Афинянин. Совершенно верно, Клиний. Если же тебе показалось, будто я сказал, что уже теперь осуществлено то, о чем ты говоришь, то, видно, – и это неудивительно – я допустил неясность в выражении моей мысли, и потому она была так понята. Я высказал только свои пожелания об осуществлении в мусическом искусстве известных вещей, а тебе, вероятно, показалось, будто я говорю о том, что уже существует. Осуждать то, что неисправимо и уже погрязло в пороке, вовсе не сладко, однако иногда это неизбежно. Если и ты согласен с этим, то скажи: у вас и у лакедемонян эти обычаи соблюдаются лучше, чем у прочих эллинов?
Клиний. Как же иначе?
Афинянин. Если бы они соблюдались и у остальных, то не признали бы мы такое положение вещей лучшим, чем нынешнее?

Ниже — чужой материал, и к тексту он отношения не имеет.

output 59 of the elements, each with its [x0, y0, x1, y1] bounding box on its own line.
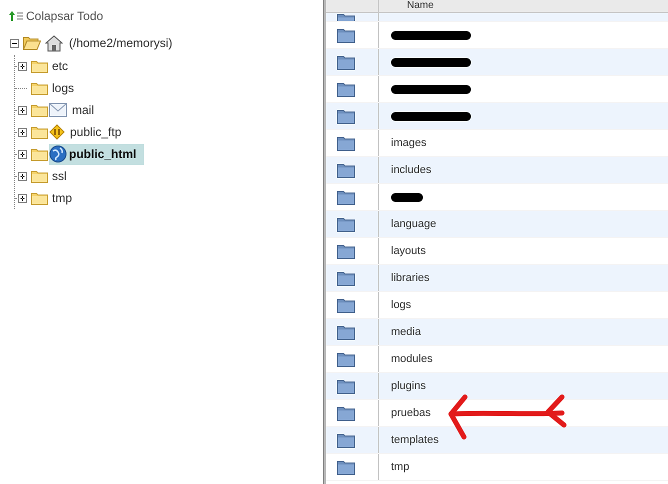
tree-item[interactable]: etc	[52, 57, 68, 75]
expand-icon[interactable]	[18, 150, 27, 158]
folder-icon	[31, 81, 48, 95]
file-name[interactable]: templates	[391, 432, 439, 448]
tree-item[interactable]: ssl	[52, 167, 67, 185]
tree-item[interactable]: logs	[52, 79, 74, 97]
folder-icon	[337, 324, 355, 340]
globe-icon	[49, 145, 67, 163]
folder-icon	[337, 108, 355, 124]
open-folder-icon	[23, 36, 41, 50]
folder-icon	[31, 59, 48, 73]
folder-icon	[337, 54, 355, 70]
expand-icon[interactable]	[18, 62, 27, 70]
redaction-mark	[391, 192, 423, 202]
house-icon	[45, 34, 63, 52]
collapse-all-link[interactable]: Colapsar Todo	[26, 7, 104, 25]
folder-icon	[337, 244, 355, 258]
folder-icon	[337, 190, 355, 204]
folder-icon	[31, 125, 48, 139]
file-name[interactable]: tmp	[391, 458, 410, 476]
collapse-all-icon[interactable]	[9, 10, 23, 22]
file-name[interactable]: includes	[391, 162, 432, 178]
file-name[interactable]: modules	[391, 350, 433, 368]
expand-icon[interactable]	[18, 128, 27, 136]
expand-icon[interactable]	[18, 194, 27, 202]
tree-item[interactable]: mail	[72, 101, 94, 119]
folder-icon	[337, 378, 355, 394]
tree-root-label[interactable]: (/home2/memorysi)	[69, 34, 172, 52]
file-name[interactable]: logs	[391, 296, 412, 314]
folder-icon	[337, 460, 355, 474]
file-name[interactable]: layouts	[391, 242, 426, 260]
warning-diamond-icon	[49, 124, 65, 140]
folder-icon	[337, 216, 355, 232]
folder-icon	[337, 298, 355, 312]
folder-icon	[337, 136, 355, 150]
file-name[interactable]: media	[391, 324, 421, 340]
collapse-icon[interactable]	[10, 38, 19, 48]
file-name[interactable]: libraries	[391, 270, 430, 286]
folder-icon	[337, 162, 355, 178]
envelope-icon	[49, 103, 67, 117]
tree-item[interactable]: tmp	[52, 189, 72, 207]
expand-icon[interactable]	[18, 106, 27, 114]
folder-icon	[31, 103, 48, 117]
folder-icon	[31, 191, 48, 205]
column-header[interactable]: Name	[407, 0, 434, 12]
folder-icon	[337, 270, 355, 286]
file-name[interactable]: images	[391, 134, 426, 152]
file-name[interactable]: language	[391, 216, 436, 232]
folder-icon	[31, 169, 48, 183]
folder-icon	[337, 406, 355, 420]
folder-icon	[337, 82, 355, 96]
folder-icon	[31, 147, 48, 161]
tree-item[interactable]: public_ftp	[70, 123, 122, 141]
file-name[interactable]: plugins	[391, 378, 426, 394]
folder-icon	[337, 28, 355, 42]
folder-icon	[337, 432, 355, 448]
folder-icon	[337, 352, 355, 366]
file-name[interactable]: pruebas	[391, 404, 431, 422]
expand-icon[interactable]	[18, 172, 27, 180]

Клиний. Было бы несравненно лучше, если бы осуществилось это твое пожелание и эти обычаи соблюдались не только у нас и у лакедемонян.
Афинянин. Давайте же сделаем общее заключение. Не сводятся ли правила всего вашего воспитания и мусического искусства к следующему: вы принуждаете поэтов говорить, что хороший человек, будучи рассудительным и справедливым, счастлив и блажен, все равно велик ли он и силен или же мал и слаб и богат ли он или нет. Если он богаче Кинира и Мидаса[48], но несправедлив, то он несчастлив и жизнь его докучна. «Ни во что не считал бы, – говорит наш поэт (и, видно, он прав), – и не помянул бы я мужа», который не имеет и не осуществляет на деле всех так называемых благ, руководствуясь справедливостью. Хотя бы «и устремлялся» такой человек «в бой рукопашный вступить», однако, будучи несправедливым, он не осмелится «взирать на кровавое дело» и не будет в беге «быстрей, чем фракийский Борей». Такому человеку никогда и ничего из этих благ не достанется. Впрочем, то, что большинство называет благом, называется так неверно. Ведь говорят обычно, будто самое лучшее – это здоровье, во-вторых, красота, в-третьих, богатство; называют и тысячи других благ, например острое зрение и слух и вообще хорошее состояние органов чувств. Сюда же относят возможность исполнять все свои желания в случае обладания тиранической властью. Наконец, верхом всякого блаженства, при обладании всем этим, считается возможность стать поскорее бессмертным[49]. Мы же с вами утверждаем, что для людей справедливых и благочестивых все это действительно наилучшие достояния, но для несправедливых все это, начиная со здоровья, наихудшее зло. Да и зрение, слух, чувства, вообще вся жизнь – величайшее зло для такого человека, хотя бы он обладал вечным бессмертием и приобрел все так называемые блага, кроме справедливости и всей добродетели в целом. Меньшее зло, если такой человек проживет возможно более короткое время. Я думаю, вы убедите и принудите ваших поэтов выражать все сказанное мною: подобрав соответствующие ритмы и гармонию, они именно таким образом должны воспитывать вашу молодежь. Не так ли? Смотрите, я определенно утверждаю: то, чтo называют злом, есть благо для людей несправедливых, а для справедливых – зло. Благо же для людей благих на самом деле благо, для злых – зло. Поэтому я и задаю вопрос: согласны ли вы со мной или нет?